160份普通小麦材料在完全营养液中NRT、TRL、TRS、TRV和ARD的均值分别为119.97、210.23 cm、19.62 cm²、0.42 cm³和0.46 mm; 在缺氮营养液中NRT、TRL、TRS、TRV和ARD的均值分别为476.83、406.85 cm、22.97 cm²、0.62 cm³和0.62 mm (表1, 附表1, 附图1, 附图2, 附图3)。160份材料在2种营养液中RNRT、RTRL、RTRS、RTRV和RARD的均值分别为: 5.15 (0.59~16.60)、2.10 (0.92~5.83)、1.21 (0.74~2.27)、1.49 (0.95~2.52)和1.44 (0.53~3.82)。2种培养环境下根系相关性状比值均呈连续性分布, 变异范围广, 遗传基础丰富, 适于进行GWAS分析 (附图4)。对各性状开展相关性分析, 2种培养条件下根系构成相关性状比值呈显著正相关。

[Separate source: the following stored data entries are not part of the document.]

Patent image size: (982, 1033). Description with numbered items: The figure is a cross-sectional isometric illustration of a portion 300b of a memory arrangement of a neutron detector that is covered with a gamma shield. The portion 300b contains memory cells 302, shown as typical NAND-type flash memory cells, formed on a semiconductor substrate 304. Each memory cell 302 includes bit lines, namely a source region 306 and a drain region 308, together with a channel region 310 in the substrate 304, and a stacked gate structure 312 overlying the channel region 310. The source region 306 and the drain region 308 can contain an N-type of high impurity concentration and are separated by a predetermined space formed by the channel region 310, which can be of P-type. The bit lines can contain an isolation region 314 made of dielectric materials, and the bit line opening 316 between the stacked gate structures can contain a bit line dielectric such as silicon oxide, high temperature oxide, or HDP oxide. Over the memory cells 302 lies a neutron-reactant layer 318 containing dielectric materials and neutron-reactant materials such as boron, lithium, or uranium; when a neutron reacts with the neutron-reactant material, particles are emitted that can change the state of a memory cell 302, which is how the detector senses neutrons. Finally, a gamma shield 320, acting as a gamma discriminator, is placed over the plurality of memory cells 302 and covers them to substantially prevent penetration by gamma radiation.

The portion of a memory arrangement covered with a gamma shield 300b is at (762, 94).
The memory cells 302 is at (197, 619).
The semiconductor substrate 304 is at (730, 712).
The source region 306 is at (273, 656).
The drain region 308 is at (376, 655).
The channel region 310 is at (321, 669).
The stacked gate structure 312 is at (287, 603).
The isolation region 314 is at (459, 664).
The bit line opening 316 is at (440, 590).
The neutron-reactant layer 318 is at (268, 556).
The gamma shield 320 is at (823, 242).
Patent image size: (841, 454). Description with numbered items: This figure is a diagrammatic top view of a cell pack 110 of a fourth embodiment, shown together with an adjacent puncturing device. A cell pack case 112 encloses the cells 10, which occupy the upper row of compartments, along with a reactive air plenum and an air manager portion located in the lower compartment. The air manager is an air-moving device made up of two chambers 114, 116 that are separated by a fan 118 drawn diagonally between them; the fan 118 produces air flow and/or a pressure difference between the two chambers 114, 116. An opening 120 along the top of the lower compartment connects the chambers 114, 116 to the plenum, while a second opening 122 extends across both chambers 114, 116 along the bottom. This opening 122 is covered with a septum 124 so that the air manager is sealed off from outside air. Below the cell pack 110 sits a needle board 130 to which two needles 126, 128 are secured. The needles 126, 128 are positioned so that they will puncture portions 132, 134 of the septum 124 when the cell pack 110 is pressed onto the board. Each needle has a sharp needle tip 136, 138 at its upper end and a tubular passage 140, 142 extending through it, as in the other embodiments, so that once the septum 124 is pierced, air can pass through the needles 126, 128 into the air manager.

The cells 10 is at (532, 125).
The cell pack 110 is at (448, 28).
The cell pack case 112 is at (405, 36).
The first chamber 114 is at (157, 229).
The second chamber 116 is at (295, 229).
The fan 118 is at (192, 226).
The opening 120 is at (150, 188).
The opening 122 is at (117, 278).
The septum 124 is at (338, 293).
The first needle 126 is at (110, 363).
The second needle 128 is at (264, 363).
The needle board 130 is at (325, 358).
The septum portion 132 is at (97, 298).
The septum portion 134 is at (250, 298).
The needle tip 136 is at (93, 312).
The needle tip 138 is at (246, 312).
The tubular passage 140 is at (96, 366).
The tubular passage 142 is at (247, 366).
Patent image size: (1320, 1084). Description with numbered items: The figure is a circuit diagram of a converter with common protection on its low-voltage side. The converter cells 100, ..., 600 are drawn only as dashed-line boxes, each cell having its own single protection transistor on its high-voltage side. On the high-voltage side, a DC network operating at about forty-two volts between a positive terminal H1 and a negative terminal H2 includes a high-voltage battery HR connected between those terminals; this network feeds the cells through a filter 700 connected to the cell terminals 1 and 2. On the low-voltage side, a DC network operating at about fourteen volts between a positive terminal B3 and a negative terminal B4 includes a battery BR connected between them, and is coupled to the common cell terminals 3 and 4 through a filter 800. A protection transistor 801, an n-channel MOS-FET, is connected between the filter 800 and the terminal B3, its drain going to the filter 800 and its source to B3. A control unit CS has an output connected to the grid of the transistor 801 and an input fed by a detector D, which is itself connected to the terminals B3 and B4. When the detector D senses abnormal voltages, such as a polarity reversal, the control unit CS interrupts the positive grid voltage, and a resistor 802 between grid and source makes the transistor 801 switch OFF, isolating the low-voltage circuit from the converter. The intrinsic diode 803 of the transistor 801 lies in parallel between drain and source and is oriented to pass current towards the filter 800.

其中, RTRL与RTRS (r = 0.718)、RARD (r = 0.383)、RTRV (r = 0.484)、RNRT (r = 0.513)呈显著正相关 (P < 0.05); RTRS与RARD (r = 0.531)、RTRV (r = 0.475)和RNRT (r = 0.492)呈显著正相关 (P < 0.05); RARD与RNRT呈显著正相关 (r = 0.514, P < 0.05); RTRV和RNRT也呈显著正相关 (r = 0.439, P < 0.05)。

Table 1
表1
表1160份普通小麦品种根系构型相关性状表型统计
Table 1Summary of root system architecture (RSA) traits under different nitrogen level in 160 common wheat accessions

处理 Treatment	性状 Trait	极小值 Min.	极大值 Max.	均值 Average	标准差 Standard deviation	变异系数 CV (%)
完全营养液 Absolute nutrient solution	TRL (cm)	86.33	495.67	210.23	64.44	30.7
	TRS (cm2)	11.25	26.85	19.62	3.48	17.7
	TRV (cm3)	0.40	0.98	0.42	0.12	18.8
	ARD (mm)	0.23	0.75	0.46	0.12	26.2
	NRT	24.50	396.50	119.97	65.50	54.6
缺氮营养液 N-deficiency nutrient solution	TRL (cm)	189.52	631.29	406.85	94.21	23.2
	TRS (cm2)	14.62	26.87	22.97	2.27	9.9
	TRV (cm3)	0.36	0.54	0.62	0.03	7.1
	ARD (mm)	0.31	1.07	0.62	0.14	22.6
	NRT	208.00	881.00	476.83	145.20	30.5
相对比值 Relative ratio	RTRL	0.92	5.83	2.10	0.75	35.7
	RTRS	0.74	2.27	1.21	0.26	21.2
	RTRV	0.95	2.52	1.49	0.28	19.2
	RARD	0.53	3.82	1.44	0.50	34.6
	RNRT	0.59	16.60	5.15	3.06	54.7

TRL: 根系总长度; TRS: 根系总表面积; TRV: 根系总体积; ARD: 根系平均直径; NRT: 根尖数; RTRL: 相对总根长; RTRS: 相对总根表面积; RTRV: 相对总根体积; RARD: 相对根平均直径; RNRT: 相对根尖数。
TRL: total root length; TRS: total root surface area; TRV: total root volume; ARD: average root diameter; NRT: number of root tips; RTRL: relative total root length; RTRS: relative total root surface area; RTRV: relative total root volume; RARD: relative average root diameter; RNRT: relative number of root tips.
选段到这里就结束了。